On Monday, March 20, the Queens College Women and Gender Studies program presented the Virginia Frese Palmer conference on the fourth floor of the Student Union. In honor of Women’s History Month, the conference focused on women and policing, including discussion about the injustices of improper policing as well as women in law enforcement working to improve the system.
The seven panelists each came from different cultural and occupational backgrounds. The speakers were on stage sharing their experiences, beliefs and aspirations within the topic.
Queens College President Felix Matos Rodriguez commenced the event with a speech about his personal opinion on the matter, along with a quote from Virginia Frese.
“There has been a surge of attention and media interest on this topic of policing. What’s missing in the mainstream media and reporting is the attention of women in the police force.”
Director of the Women and Gender Studies program, Joyce Warren, coordinated the event.
Attorneys, professors, activists, presidents and former police officers came together with different occupations, but similar perspectives. Topics such as race, independence, equality, and hierarchy correlated with gender and inequality and were discussed by the panel.
Lydia DeLisi, a former police officer, is now a facilitator in the Human Relations Unit of the Police Academy, she also helped train police officers in sensitivity and ethical awareness.
DeLisi spoke about the challenges and experiences of being a woman police officer in the 1980s.
“Some of the challenges that I met when I joined was not being physically strong enough. My father made me eat potatoes because I was too skinny. I had to match the physical standards of men,” she said. “The fact that we were females in the police department wasn’t really looked at as the asset that it really is. Women of color, different ethnicities and cultures helped make the police department what it is today.”

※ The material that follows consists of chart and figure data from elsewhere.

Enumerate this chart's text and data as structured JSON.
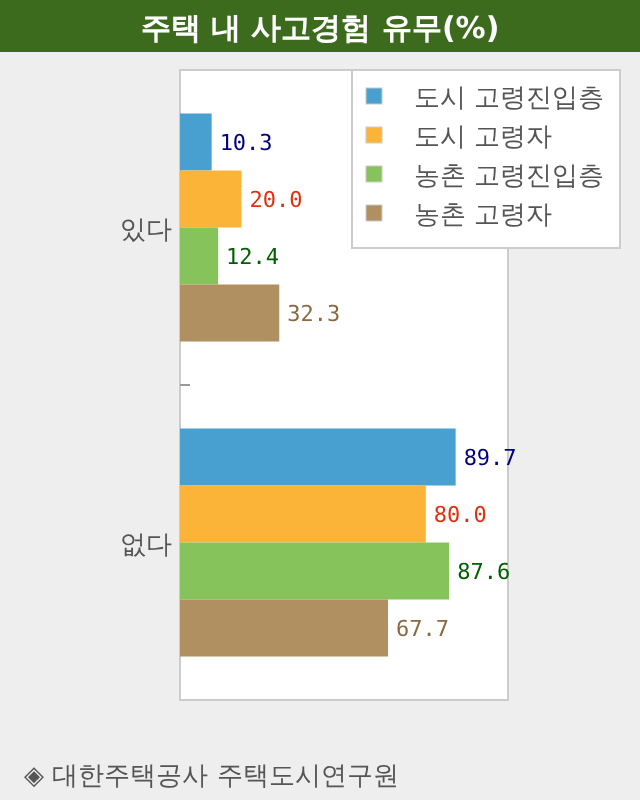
{
  "chart_data": {
    "type": "bar",
    "orientation": "horizontal",
    "title": "주택 내 사고경험 유무(%)",
    "categories": [
      "있다",
      "없다"
    ],
    "series": [
      {
        "name": "도시 고령진입층",
        "color": "#47a0d0",
        "values": [
          10.3,
          89.7
        ],
        "value_labels": [
          "10.3",
          "89.7"
        ]
      },
      {
        "name": "도시 고령자",
        "color": "#fbb437",
        "values": [
          20.0,
          80.0
        ],
        "value_labels": [
          "20.0",
          "80.0"
        ]
      },
      {
        "name": "농촌 고령진입층",
        "color": "#86c35b",
        "values": [
          12.4,
          87.6
        ],
        "value_labels": [
          "12.4",
          "87.6"
        ]
      },
      {
        "name": "농촌 고령자",
        "color": "#b08f61",
        "values": [
          32.3,
          67.7
        ],
        "value_labels": [
          "32.3",
          "67.7"
        ]
      }
    ],
    "legend": "top right",
    "annotations": [
      "◈ 대한주택공사 주택도시연구원"
    ]
  }
}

Laura Goodman, a police adviser for the National Center for Women in Policing, focused on the representation of women in police leadership roles and teaching police officers victim-centered engagement.
Goodman commenced her speech with the history of women in policing. She spoke about Rodney King, who was beaten by the Los Angeles Police Department, and the need for more women in policing.
“One of the recommendations I came up with was that they hire the amount of women in the police department equivalent to the amount of women in the rest of the work environment in Los Angeles at the time which was about 40 percent,” she said. “Women use force at substantially lower rates than when men use force. When it is appropriate to use force, women tend to use less lethal force. In other words, when men might go straight to a gun, women would use chemical spray or a taser.”
The concept of women becoming constantly denied and tested by the police departments was often mentioned due to the fitness tests for a police officer and claims that these tests are biased toward women.
Topics such as unity, justice and community frequently came up throughout the conference.
E. Faye Williams, the national president/CEO of the National Congress of Black Women, was appointed by Barack Obama to the Presidential Scholar’s Commission. Williams emphasized the importance of women uniting and what it means to be a black woman in society today.
“We can show that we are in this together; there is power in numbers. It is time for us to do something. Women aren’t featured in the Constitution and we need to be in it,” Williams continued. “Politicians in our country right now are taking our country backwards. We, women, have got to step in and say no, not to us are you going to do this with the progress we have made over the hundred years in policing, a couple hundred years in rights for black people. All of these issues are making us less than human.”